To support this, a data provider should provide some reasonable mechanism for recreation. Some potential options include a text file or script with the commands and information on the software and software version used to create the file or a step-by-step plain language description of the processing steps including citations for the tools used. When possible, links to source data in the PDS or elsewhere should be provided.
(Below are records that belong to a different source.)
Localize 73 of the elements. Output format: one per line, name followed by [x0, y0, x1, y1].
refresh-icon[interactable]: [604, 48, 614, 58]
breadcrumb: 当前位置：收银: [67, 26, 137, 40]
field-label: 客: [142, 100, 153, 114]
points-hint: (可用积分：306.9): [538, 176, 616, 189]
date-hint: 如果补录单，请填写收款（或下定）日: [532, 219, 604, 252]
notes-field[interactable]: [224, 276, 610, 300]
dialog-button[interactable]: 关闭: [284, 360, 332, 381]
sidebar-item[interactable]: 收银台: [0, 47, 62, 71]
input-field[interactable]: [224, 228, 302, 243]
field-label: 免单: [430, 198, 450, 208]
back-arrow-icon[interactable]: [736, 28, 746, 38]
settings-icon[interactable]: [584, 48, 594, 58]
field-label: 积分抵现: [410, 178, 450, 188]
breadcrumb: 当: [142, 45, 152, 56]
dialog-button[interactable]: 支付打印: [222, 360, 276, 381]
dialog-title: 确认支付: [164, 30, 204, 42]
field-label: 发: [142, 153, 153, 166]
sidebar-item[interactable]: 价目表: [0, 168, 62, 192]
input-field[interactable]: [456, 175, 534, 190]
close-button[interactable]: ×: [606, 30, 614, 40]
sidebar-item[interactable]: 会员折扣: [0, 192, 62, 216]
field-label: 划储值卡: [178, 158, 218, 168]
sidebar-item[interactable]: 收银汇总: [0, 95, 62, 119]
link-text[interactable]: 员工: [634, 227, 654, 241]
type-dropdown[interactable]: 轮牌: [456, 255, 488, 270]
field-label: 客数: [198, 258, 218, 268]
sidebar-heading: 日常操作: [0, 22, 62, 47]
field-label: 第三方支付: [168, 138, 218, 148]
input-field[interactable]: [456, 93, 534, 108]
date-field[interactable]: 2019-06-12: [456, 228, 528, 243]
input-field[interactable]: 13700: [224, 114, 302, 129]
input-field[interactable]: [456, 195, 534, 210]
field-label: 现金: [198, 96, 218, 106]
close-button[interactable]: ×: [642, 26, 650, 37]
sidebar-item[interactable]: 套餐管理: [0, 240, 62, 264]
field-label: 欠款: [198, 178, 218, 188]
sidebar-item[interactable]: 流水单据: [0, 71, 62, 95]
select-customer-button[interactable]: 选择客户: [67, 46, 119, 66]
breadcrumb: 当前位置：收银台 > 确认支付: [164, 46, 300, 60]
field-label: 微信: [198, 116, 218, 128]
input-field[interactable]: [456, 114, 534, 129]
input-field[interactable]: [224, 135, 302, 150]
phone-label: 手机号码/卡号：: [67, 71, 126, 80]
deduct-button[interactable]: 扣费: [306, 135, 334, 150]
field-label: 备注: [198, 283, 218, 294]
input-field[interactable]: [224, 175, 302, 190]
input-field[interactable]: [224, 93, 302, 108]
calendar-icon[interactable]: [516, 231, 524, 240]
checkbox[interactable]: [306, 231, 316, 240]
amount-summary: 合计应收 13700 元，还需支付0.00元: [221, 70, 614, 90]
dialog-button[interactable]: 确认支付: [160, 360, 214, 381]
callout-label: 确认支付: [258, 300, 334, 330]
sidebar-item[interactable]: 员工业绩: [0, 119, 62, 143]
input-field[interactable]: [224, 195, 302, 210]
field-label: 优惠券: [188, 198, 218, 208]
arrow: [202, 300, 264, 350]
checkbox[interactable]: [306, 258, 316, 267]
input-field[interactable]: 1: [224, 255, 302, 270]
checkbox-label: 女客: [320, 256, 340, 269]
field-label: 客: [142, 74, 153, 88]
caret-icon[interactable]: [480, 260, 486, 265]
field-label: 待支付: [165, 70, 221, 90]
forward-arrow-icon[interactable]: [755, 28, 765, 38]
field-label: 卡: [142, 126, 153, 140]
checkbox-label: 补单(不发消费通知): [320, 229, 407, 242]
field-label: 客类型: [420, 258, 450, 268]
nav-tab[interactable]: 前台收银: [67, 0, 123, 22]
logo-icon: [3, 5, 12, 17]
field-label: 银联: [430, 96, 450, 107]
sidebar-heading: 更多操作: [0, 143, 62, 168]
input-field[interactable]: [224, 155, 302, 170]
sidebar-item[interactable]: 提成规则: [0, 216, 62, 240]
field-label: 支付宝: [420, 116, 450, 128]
Artificial Intelligence / Machine Learning Derived Data

Data derived in whole or in part using AI/ML techniques must be clearly labeled as such. When possible, the input data sets and model(s) used should be described. As with all data, qualitative and quantitative metadata are essential. When feasible, models and training data should be made available and linked in the data documentation.

Data Interpolation

For derived data (e.g., DTMs, image mosaics, etc.), decisions made by the data producer to interpolate the data should document the method selected and the rationale. This supports user interpretation of the data and helps with traceability of data values within the product.

File Formats

Data Linkages and Unique Identifiers

  • For data derived from archived sources (e.g., the PDS, JAXA DARTS, ESA PSA), linkages back to the source data should be provided. When combined with the provenance files, this allows users to recreate products from source files, reproducing or modifying the processing pipeline as desired.
  • Data not easily derived from lower-level data should include a unique identifier (e.g., a DOI).
  • Linkages to a primary, peer-reviewed, science publication should be provided when possible.
  • Linkags to superseded datasets should be provided when the releasing data would supersede a previously released data set. Ideally, this linkage is by-directional.

Discussion

[^1] If a DOI is not available, consider asking the archive to mint a DOI for you to best track data provenance.